PDZscape: a comprehensive PDZ-protein database
BMC Bioinformatics volume 19, Article number: 160 (2018)
PDZ-containing proteins comprise one of the most widely distributed protein families playing major role in localization and membrane receptor clustering. They are hence important regulators of signal transduction in cellular pathways. Although knowledge on these proteins has increased exponentially, the existing database ‘PDZBase’ is limited by presence of only 339 proteins as it dates back to 2004 when very little data was available. Thus, lack of exclusive information on this protein family led us to develop PDZscape. ‘PDZscape’ encompasses the complete available information on 58,648 PDZ-containing proteins with their known and putative binding partners on one platform. It has a user-friendly web interface that can be easily queried with external protein identifiers. With unique integration of prominent databases including NCBI, UniProtKB, Swiss-Prot, Pubmed, PDB, STRING, IntAct, KEGG, Pfam and Protein Mutant Database, it provides detailed information on PDZ interactome apart from the customized BLAST option. Most importantly, this database encompasses the mutations and diseases associated with PDZ containing proteins manually curated by our group, thus making it a comprehensive compilation. It also features tools to query the database using sequence (PDZ-Blast) and to find if protein of interest is a PDZ-binding protein. PDZscape is freely available at http://www.actrec.gov.in:8080/pdzscape.

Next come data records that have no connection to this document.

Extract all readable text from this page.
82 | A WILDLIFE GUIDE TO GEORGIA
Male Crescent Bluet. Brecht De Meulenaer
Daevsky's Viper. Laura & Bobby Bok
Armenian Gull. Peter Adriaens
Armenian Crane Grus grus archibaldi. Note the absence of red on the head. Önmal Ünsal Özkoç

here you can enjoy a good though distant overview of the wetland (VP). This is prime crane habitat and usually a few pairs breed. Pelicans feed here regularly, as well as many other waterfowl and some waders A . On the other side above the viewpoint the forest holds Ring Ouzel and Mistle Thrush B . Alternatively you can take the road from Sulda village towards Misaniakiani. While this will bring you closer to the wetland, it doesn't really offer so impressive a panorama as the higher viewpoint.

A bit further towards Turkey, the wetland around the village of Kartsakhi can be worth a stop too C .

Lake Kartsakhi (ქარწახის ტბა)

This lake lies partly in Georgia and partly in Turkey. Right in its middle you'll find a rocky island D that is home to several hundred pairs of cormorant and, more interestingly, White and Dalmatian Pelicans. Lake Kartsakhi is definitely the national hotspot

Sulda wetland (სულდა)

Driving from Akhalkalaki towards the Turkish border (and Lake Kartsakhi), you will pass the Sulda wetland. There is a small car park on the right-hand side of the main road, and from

The concept of domains has been one of the core themes in protein studies; one such being PDZ (Post synaptic density protein (PSD95), Drosophila disc large tumor suppressor (Dlg1), and Zonula occludens-1 protein (zo-1)) - a ubiquitous 70–90 residue protein–protein interaction module. PDZ helps localization and clustering of membrane receptors by binding primarily to their C-terminus in different pathways that drive life [1,2,3,4]. Structurally, PDZ domains have a conserved fold, though the secondary structure varies. Over 400 solved structures of PDZ domains suggest that the domain consists of 6 β-strands and two α-helices (one long and one short) (Fig. 1) [3, 5]. The specificity of PDZ-domain-based interactions is determined primarily by the sequence of the C-terminus of the proteins they bind, although few exceptions do exist . Many PDZ containing proteins have more than one PDZ domains, which facilitate multi-protein interactions and thus have been referred to as a ‘Molecular Switch’ . The only existing database ‘PDZBase’ on this domain comprises only about 339 proteins that was last updated way back in 2004 [6, 7] thus creating a need for a database on this domain family that would include the important developments of the last decade. With cellular PDZ proteins as common targets of pathogenic viruses emerging as an important new theme in virology, high throughput and wide spectrum studies on this family of proteins is of significant value . Information about known PDZ proteins, collected together, should be of great importance to research community working with PDZ-proteins and their binding partners. All this information together can help identify role of various PDZ-proteins in different cellular processes.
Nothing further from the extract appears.